Two performers stand in front of a dark green curtain which is partially illuminated by a yellow and green projection. The performers stand behind a desk which is covered with electronic equipment including a microphone and wires.
GIVE GOOD, 2018, Richard Whitby performance with Sooyon Kim and Siôn Parkinson part of The Jump Room. - Credit: Richard Whitby Caption

This led to him completing a Phd in Cultural Studies at the London Consortium which included research about performance. “By the time I'd done that I thought we'll I'd better try making some performance myself!” However, his interests have always seen him return to moving image work, and his PhD brought him to teaching, which in turn saw him return to Wimbledon after more than a decade.

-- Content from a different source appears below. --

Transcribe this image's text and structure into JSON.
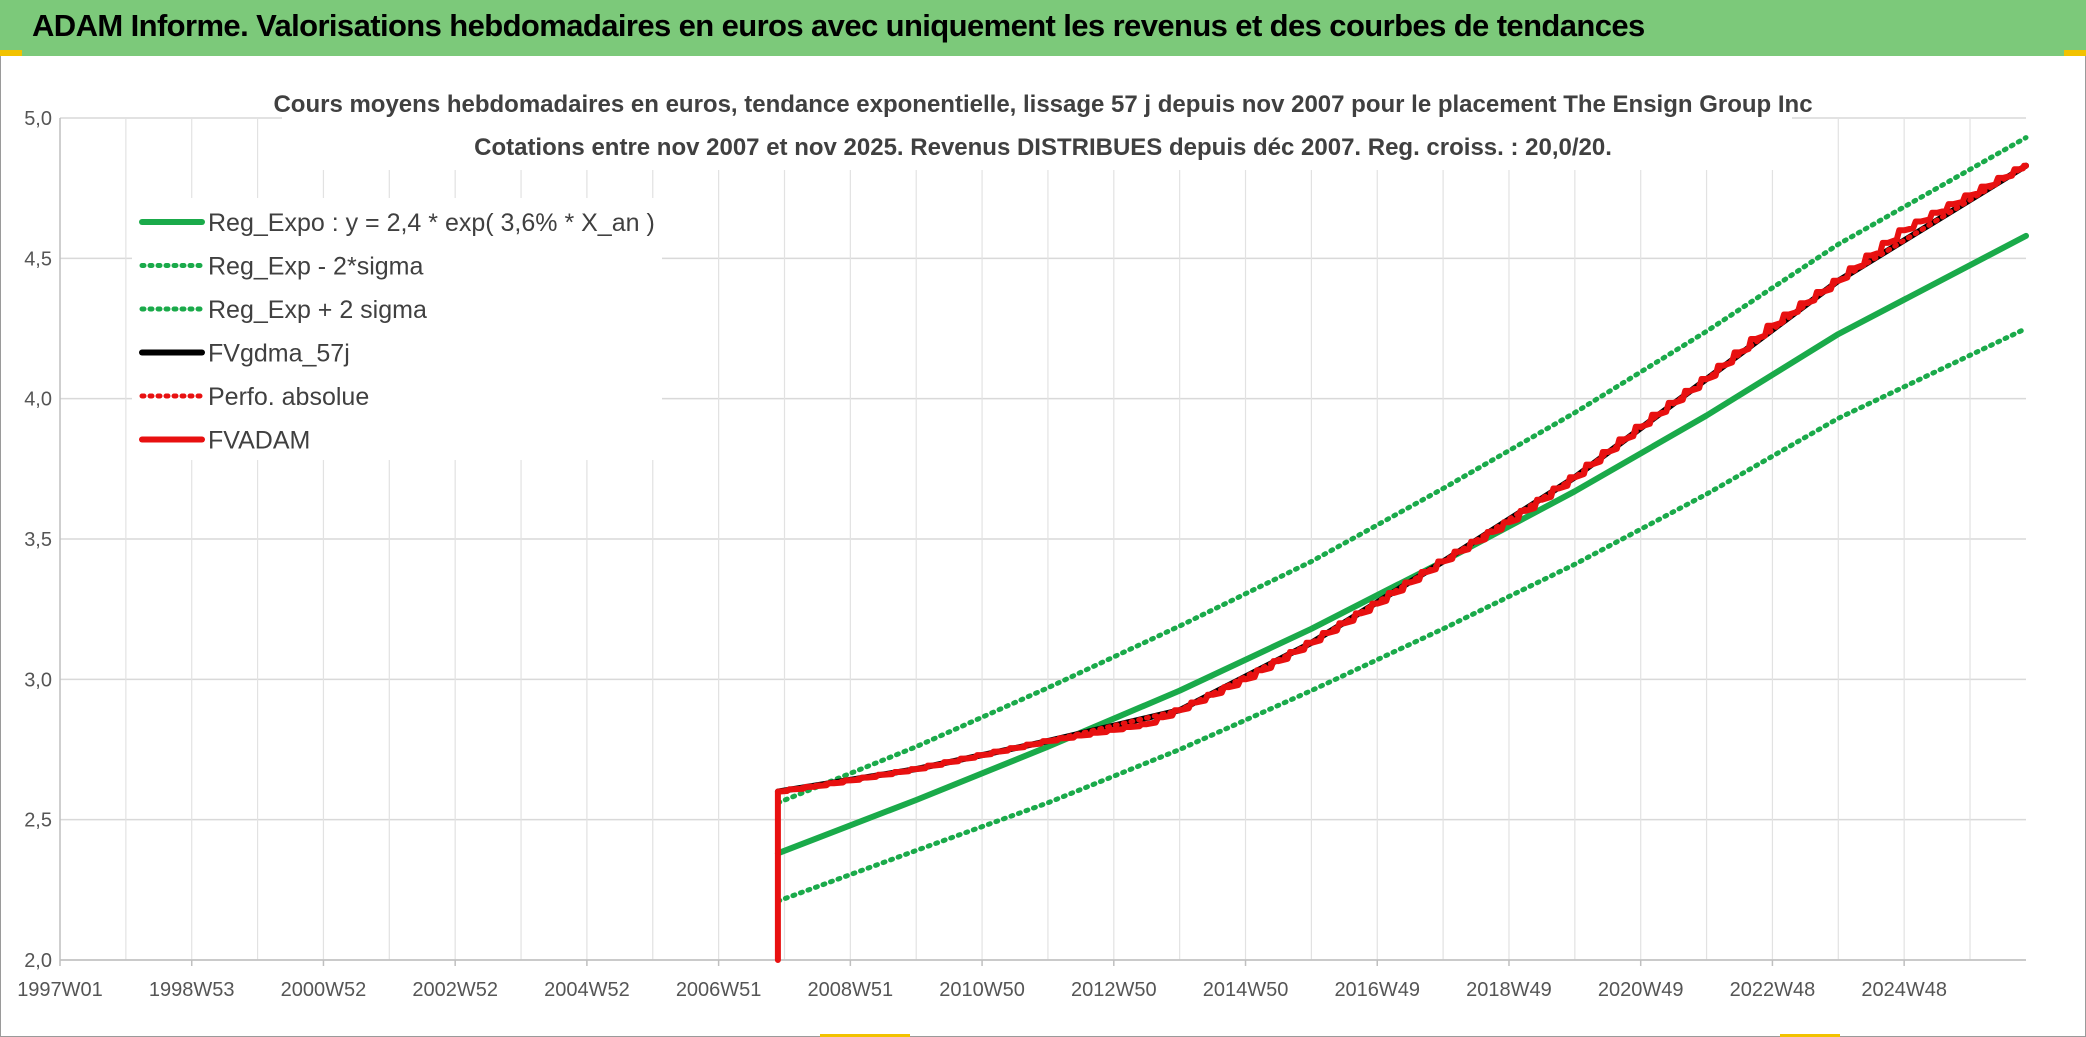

As a Performance Design and Technologies contextual studies lecturer, Richard works across all three years looking at theory. “Teaching theory is much more integrated with course teaching now than it used to be. We teach in the studios and have group discussions – it's not so much about students going away and reading on their own. For me, it's not about getting all students to conform to a singular academic model but it's about helping them to find a way to be critical, to make arguments, to make statements, and to make themselves understood.”

“I always emphasise to students that the skills they learn from doing something like a dissertation will feed into everything that they might do afterwards - any statement they might have to write, for example, and will help them to understand how and where their practice sits alongside their peers.”

Film still of a split screen. On the left is a close up blur of what could be fur in the dark. On the right is a suited man standing in an empty waiting room. He is holding a clipboard and has a lanyard round his neck. There are empty chairs and a large bin to his right.
Richard Whitby, The Lost Ones (still), 2019. - Credit: Richard Whitby Caption

In discussing his own practice, he is keen to highlight that one of the key benefits of this specific award is that of the £20,000 prize budget, £4,000 is set aside specifically as an artist fee. “I help run Artists’ Union England and it's really important to me that they do that. A protected fee is quite rare even for big commissions and it brings peace of mind as a practitioner that you don’t have compromise the production budget to pay yourself.”

Artists’ Union England describes itself as the collective voice of artists living and working in England. As well as offering benefits such as legal advice, access to resources about artists’ issues and training and study opportunities, Richard explains that “We set up the union to act as an intermediary between artists and organisations. We provide standard guidelines for best practice and can represent artists in negotiations. I think it’s helpful because it can depersonalise the difficult discussions. I hope that more, younger artists sign up as they start their careers.”

Thinking about his own work, he concludes: “I really like this position I've managed to end up in where I'm primarily a practitioner and not a theorist, but I teach theory to other practitioners. It's something that works well for me and being slightly outside of theatre adds a different perspective to my teaching, outside of the traditional model of performance.”